Diane Ruberg, 51, of Springfield Township, said she sees the changes firsthand. An administrative assistant for Fifth Third's private banking division, her job is to help some of the Tristate's wealthiest people.
She said she hasn't seen a similar jump in her paycheck, and the average household income doesn't buy much more than it did a decade ago.
Yet more people are spending more of their income on mortgages, the new census figures show.
In 1990, most Ohio residents (54.6 percent) easily made monthly mortgage payments spending less than 20 percent of household income. The percentage of residents doing that in 2000 dropped to 47.3 percent.
At the same time, the percentage of households spending at least 35 percent of income on mortgages increased from 11.1 percent to 16.6 percent.
The new figures are based on an experimental survey of 23,640 Ohio households and 13,920 Kentucky households taken at the time of the 2000 Census. Similar data from the 2000 Census count of all households will not be ready until next year.
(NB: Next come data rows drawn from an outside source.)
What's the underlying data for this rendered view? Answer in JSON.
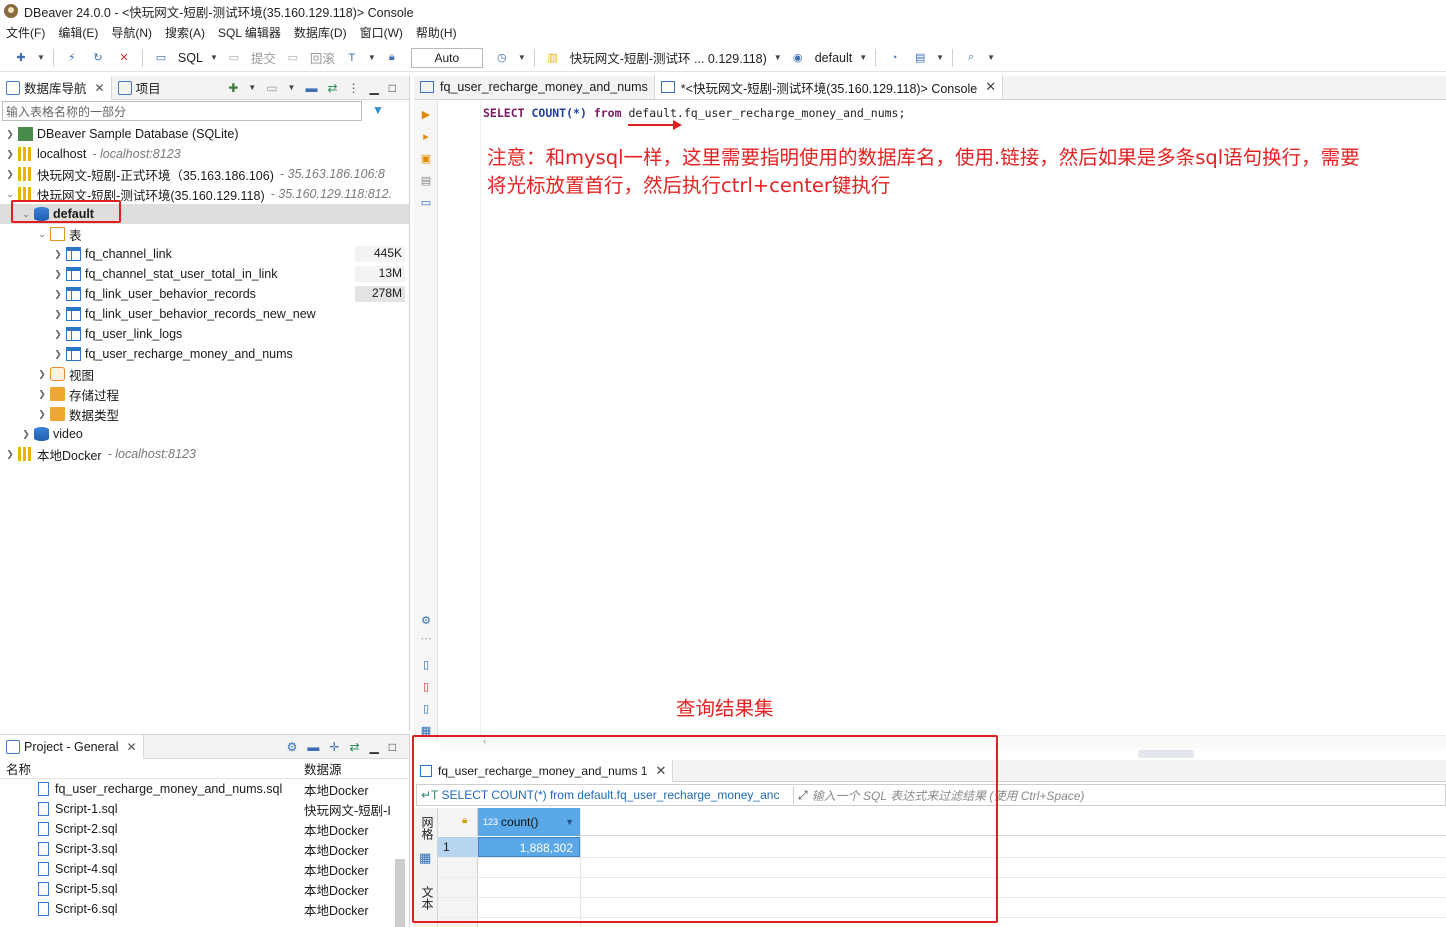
{
  "window": {
    "title": "DBeaver 24.0.0 - <快玩网文-短剧-测试环境(35.160.129.118)> Console"
  },
  "menu": [
    "文件(F)",
    "编辑(E)",
    "导航(N)",
    "搜索(A)",
    "SQL 编辑器",
    "数据库(D)",
    "窗口(W)",
    "帮助(H)"
  ],
  "toolbar": {
    "sql_label": "SQL",
    "commit_label": "提交",
    "rollback_label": "回滚",
    "transaction_mode": "Auto",
    "datasource_label": "快玩网文-短剧-测试环 ... 0.129.118)",
    "schema_label": "default"
  },
  "navigator": {
    "tab_db": "数据库导航",
    "tab_project": "项目",
    "filter_placeholder": "输入表格名称的一部分",
    "tree": [
      {
        "label": "DBeaver Sample Database (SQLite)",
        "sub": "",
        "size": ""
      },
      {
        "label": "localhost",
        "sub": "- localhost:8123",
        "size": ""
      },
      {
        "label": "快玩网文-短剧-正式环境（35.163.186.106)",
        "sub": "- 35.163.186.106:8",
        "size": ""
      },
      {
        "label": "快玩网文-短剧-测试环境(35.160.129.118)",
        "sub": "- 35.160.129.118:812.",
        "size": ""
      },
      {
        "label": "default",
        "sub": "",
        "size": ""
      },
      {
        "label": "表",
        "sub": "",
        "size": ""
      },
      {
        "label": "fq_channel_link",
        "sub": "",
        "size": "445K"
      },
      {
        "label": "fq_channel_stat_user_total_in_link",
        "sub": "",
        "size": "13M"
      },
      {
        "label": "fq_link_user_behavior_records",
        "sub": "",
        "size": "278M"
      },
      {
        "label": "fq_link_user_behavior_records_new_new",
        "sub": "",
        "size": ""
      },
      {
        "label": "fq_user_link_logs",
        "sub": "",
        "size": ""
      },
      {
        "label": "fq_user_recharge_money_and_nums",
        "sub": "",
        "size": ""
      },
      {
        "label": "视图",
        "sub": "",
        "size": ""
      },
      {
        "label": "存储过程",
        "sub": "",
        "size": ""
      },
      {
        "label": "数据类型",
        "sub": "",
        "size": ""
      },
      {
        "label": "video",
        "sub": "",
        "size": ""
      },
      {
        "label": "本地Docker",
        "sub": "- localhost:8123",
        "size": ""
      }
    ]
  },
  "project": {
    "title": "Project - General",
    "col_name": "名称",
    "col_source": "数据源",
    "rows": [
      {
        "name": "fq_user_recharge_money_and_nums.sql",
        "source": "本地Docker"
      },
      {
        "name": "Script-1.sql",
        "source": "快玩网文-短剧-I"
      },
      {
        "name": "Script-2.sql",
        "source": "本地Docker"
      },
      {
        "name": "Script-3.sql",
        "source": "本地Docker"
      },
      {
        "name": "Script-4.sql",
        "source": "本地Docker"
      },
      {
        "name": "Script-5.sql",
        "source": "本地Docker"
      },
      {
        "name": "Script-6.sql",
        "source": "本地Docker"
      }
    ]
  },
  "editor": {
    "tab1": "fq_user_recharge_money_and_nums",
    "tab2": "*<快玩网文-短剧-测试环境(35.160.129.118)> Console",
    "sql": {
      "select": "SELECT",
      "count": "COUNT(*)",
      "from": "from",
      "table": "default.fq_user_recharge_money_and_nums;"
    },
    "note_line1": "注意：和mysql一样，这里需要指明使用的数据库名，使用.链接，然后如果是多条sql语句换行，需要",
    "note_line2": "将光标放置首行，然后执行ctrl+center键执行",
    "result_note": "查询结果集"
  },
  "results": {
    "tab_label": "fq_user_recharge_money_and_nums 1",
    "query_text": "SELECT COUNT(*) from default.fq_user_recharge_money_anc",
    "filter_hint": "输入一个 SQL 表达式来过滤结果 (使用 Ctrl+Space)",
    "side_grid": "网格",
    "side_text": "文本",
    "column_type": "123",
    "column_name": "count()",
    "row_num": "1",
    "value": "1,888,302"
  }
}
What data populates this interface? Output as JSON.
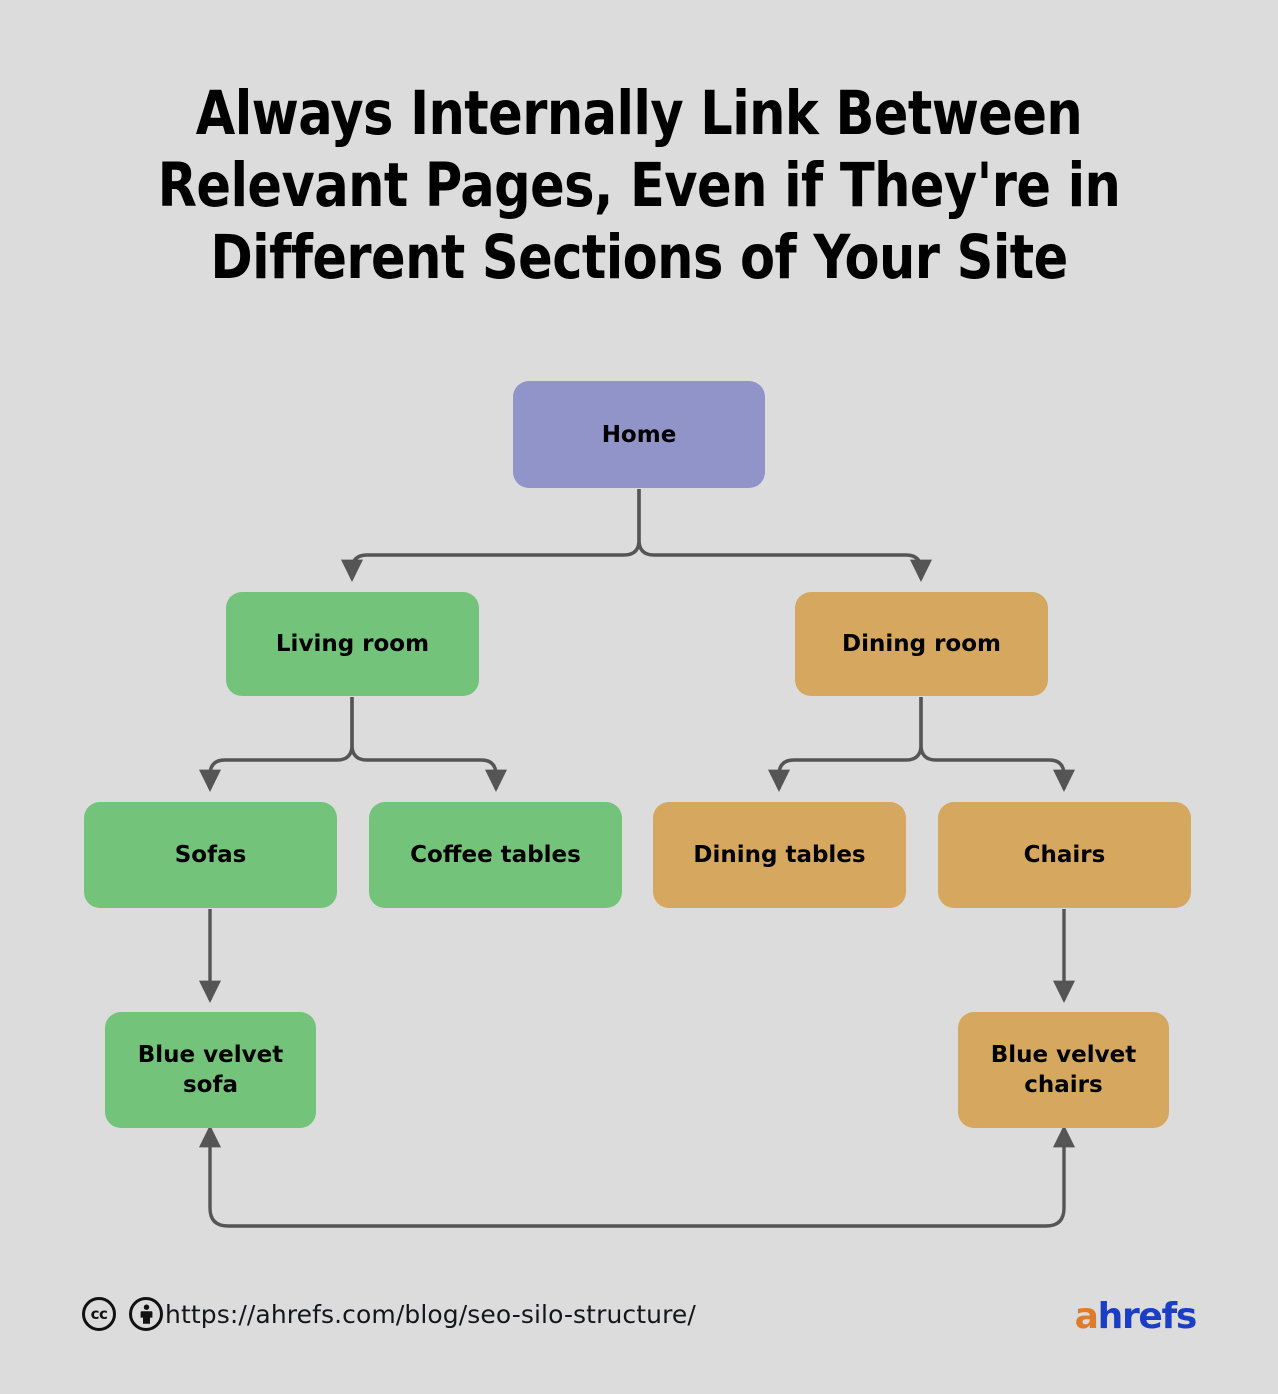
{
  "title": "Always Internally Link Between Relevant Pages, Even if They're in Different Sections of Your Site",
  "colors": {
    "background": "#dcdcdc",
    "node_purple": "#9094c9",
    "node_green": "#74c37b",
    "node_tan": "#d6a75f",
    "edge": "#555555",
    "text": "#000000",
    "brand_orange": "#e07b2a",
    "brand_blue": "#1a3fc4"
  },
  "diagram": {
    "type": "tree",
    "nodes": [
      {
        "id": "home",
        "label": "Home",
        "color": "purple",
        "level": 0
      },
      {
        "id": "living-room",
        "label": "Living room",
        "color": "green",
        "level": 1
      },
      {
        "id": "dining-room",
        "label": "Dining room",
        "color": "tan",
        "level": 1
      },
      {
        "id": "sofas",
        "label": "Sofas",
        "color": "green",
        "level": 2
      },
      {
        "id": "coffee-tables",
        "label": "Coffee tables",
        "color": "green",
        "level": 2
      },
      {
        "id": "dining-tables",
        "label": "Dining tables",
        "color": "tan",
        "level": 2
      },
      {
        "id": "chairs",
        "label": "Chairs",
        "color": "tan",
        "level": 2
      },
      {
        "id": "blue-velvet-sofa",
        "label": "Blue velvet\nsofa",
        "color": "green",
        "level": 3
      },
      {
        "id": "blue-velvet-chairs",
        "label": "Blue velvet\nchairs",
        "color": "tan",
        "level": 3
      }
    ],
    "edges": [
      {
        "from": "home",
        "to": "living-room",
        "style": "elbow",
        "arrows": "end"
      },
      {
        "from": "home",
        "to": "dining-room",
        "style": "elbow",
        "arrows": "end"
      },
      {
        "from": "living-room",
        "to": "sofas",
        "style": "elbow",
        "arrows": "end"
      },
      {
        "from": "living-room",
        "to": "coffee-tables",
        "style": "elbow",
        "arrows": "end"
      },
      {
        "from": "dining-room",
        "to": "dining-tables",
        "style": "elbow",
        "arrows": "end"
      },
      {
        "from": "dining-room",
        "to": "chairs",
        "style": "elbow",
        "arrows": "end"
      },
      {
        "from": "sofas",
        "to": "blue-velvet-sofa",
        "style": "straight",
        "arrows": "end"
      },
      {
        "from": "chairs",
        "to": "blue-velvet-chairs",
        "style": "straight",
        "arrows": "end"
      },
      {
        "from": "blue-velvet-sofa",
        "to": "blue-velvet-chairs",
        "style": "bottom-loop",
        "arrows": "both"
      }
    ]
  },
  "footer": {
    "license_cc": "cc",
    "license_by": "by",
    "url": "https://ahrefs.com/blog/seo-silo-structure/",
    "brand_first": "a",
    "brand_rest": "hrefs"
  }
}
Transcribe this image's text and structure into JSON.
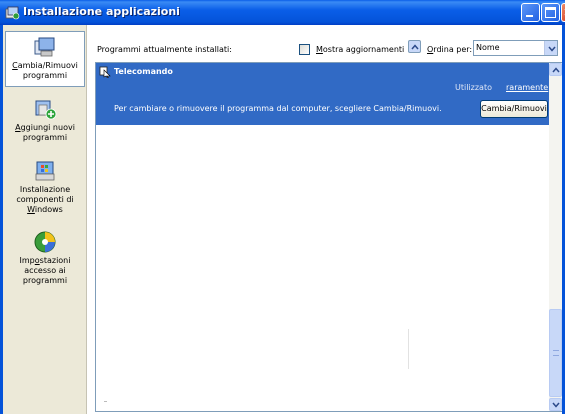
{
  "window": {
    "title": "Installazione applicazioni",
    "buttons": {
      "minimize": "minimize-icon",
      "maximize": "maximize-icon",
      "close": "close-icon"
    }
  },
  "sidebar": {
    "items": [
      {
        "label_mnemonic": "C",
        "label_rest": "ambia/Rimuovi",
        "label_line2": "programmi",
        "icon": "change-remove-icon",
        "active": true
      },
      {
        "label_mnemonic": "A",
        "label_rest": "ggiungi nuovi",
        "label_line2": "programmi",
        "icon": "add-programs-icon",
        "active": false
      },
      {
        "label_line1": "Installazione",
        "label_line2": "componenti di",
        "label_mnemonic": "W",
        "label_rest": "indows",
        "icon": "windows-components-icon",
        "active": false
      },
      {
        "label_prefix": "Imp",
        "label_mnemonic": "o",
        "label_rest": "stazioni",
        "label_line2": "accesso ai",
        "label_line3": "programmi",
        "icon": "program-access-icon",
        "active": false
      }
    ]
  },
  "header": {
    "installed_label": "Programmi attualmente installati:",
    "show_updates_mnemonic": "M",
    "show_updates_rest": "ostra aggiornamenti",
    "show_updates_checked": false,
    "sort_mnemonic": "O",
    "sort_rest": "rdina per:",
    "sort_value": "Nome"
  },
  "programs": [
    {
      "name": "Telecomando",
      "used_label": "Utilizzato",
      "used_value": "raramente",
      "description": "Per cambiare o rimuovere il programma dal computer, scegliere Cambia/Rimuovi.",
      "button": "Cambia/Rimuovi",
      "selected": true
    }
  ],
  "colors": {
    "titlebar": "#0a5ee8",
    "selection": "#316ac5",
    "sidebar": "#ece9d8",
    "border": "#7f9db9"
  }
}
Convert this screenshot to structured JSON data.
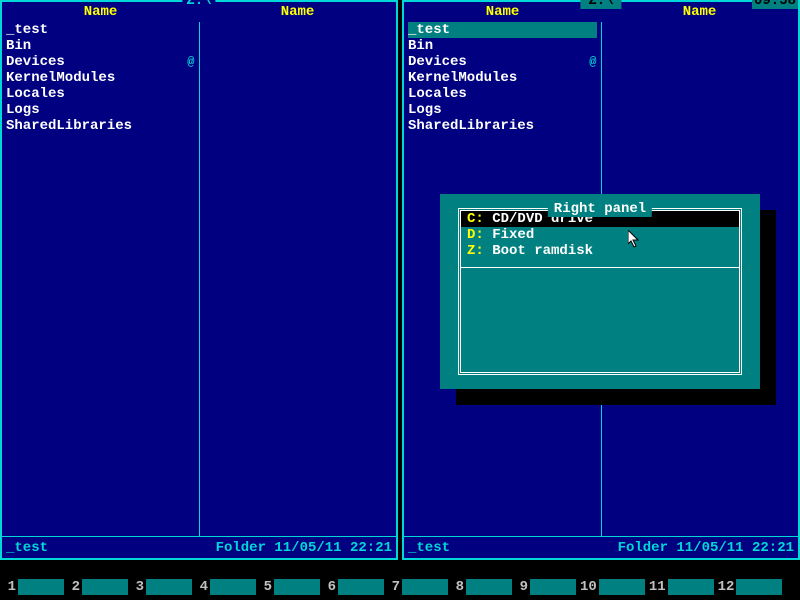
{
  "clock": "09:58",
  "left_panel": {
    "path": "Z:\\",
    "col_header": "Name",
    "items": [
      "_test",
      "Bin",
      "Devices",
      "KernelModules",
      "Locales",
      "Logs",
      "SharedLibraries"
    ],
    "device_link_index": 2,
    "status_name": "_test",
    "status_info": "Folder 11/05/11 22:21",
    "active": false
  },
  "right_panel": {
    "path": "Z:\\",
    "col_header": "Name",
    "items": [
      "_test",
      "Bin",
      "Devices",
      "KernelModules",
      "Locales",
      "Logs",
      "SharedLibraries"
    ],
    "device_link_index": 2,
    "selected_index": 0,
    "status_name": "_test",
    "status_info": "Folder 11/05/11 22:21",
    "active": true
  },
  "popup": {
    "title": "Right panel",
    "drives": [
      {
        "letter": "C:",
        "desc": "CD/DVD drive",
        "highlight": true
      },
      {
        "letter": "D:",
        "desc": "Fixed",
        "highlight": false
      },
      {
        "letter": "Z:",
        "desc": "Boot ramdisk",
        "highlight": false
      }
    ]
  },
  "fkeys": [
    "1",
    "2",
    "3",
    "4",
    "5",
    "6",
    "7",
    "8",
    "9",
    "10",
    "11",
    "12"
  ]
}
Peg Moertl, Cincinnati's director of neighborhood services, said the jump in mortgage payments is the result of new residential lending strategies.
A decade ago, lenders would rarely approve loans to prospective home buyers unless they plunked down 10 percent of the home's price up front. Now, lenders require as little as 3 percent for a down payment.
They are qualifying for more house and starting off with less equity, Ms. Moertl said. People take advantage of the climate to trade up for a bigger house.
A similar trend can be found in the automobile industry, said Perrin Burse, chief executive of Burse Investment Advisory Group in Cincinnati.
People earning moderate incomes are getting caught up in the need to buy the latest models. Lenders have encouraged this by stretching terms of auto loans from five to seven years.
Yet some people with high incomes or large stock market gains rewarded themselves during the 1990s, a banner decade for luxury car sales, said Ed Murphy, sales manager at Northland Porsche in Forest Park.
I think the improved economy has helped stimulate sales, Mr. Murphy said.
Part of Ohio's problem, Mr. Zeller said, is its sluggish job growth. His figures show it trailed the national average for 66 months.
In all, 25 states have higher income levels than Ohio, the census shows. Incomes grew more in states such as Massachusetts and Texas, which saw growth in more high-paying technology jobs.
You don't see alarm bells ringing until you compare us to Massachusetts, said Paul Gottlieb, associate director of the Center for Regional Economic Issues at Case Western Reserve University in Cleveland.
In other categories, Ohio and Kentucky showed improvement.
Kentucky's poverty rate of 16.5 percent, still among the nation's highest, is a noticeable drop from 18.3 percent in 1990. The Buckeye State's poverty dropped from 12.5 percent to 11.2 percent.
But some warn that, with a slowing economy, the poverty rates will be on the upswing. Those with the highest debt levels have the most to worry about, Ms. Hurlburt said.
She expects more foreclosures if the economic slump continues.
We're using our homes for collateral, she said.
We are using it as more than a place to live. We are using it to sustain our lifestyle.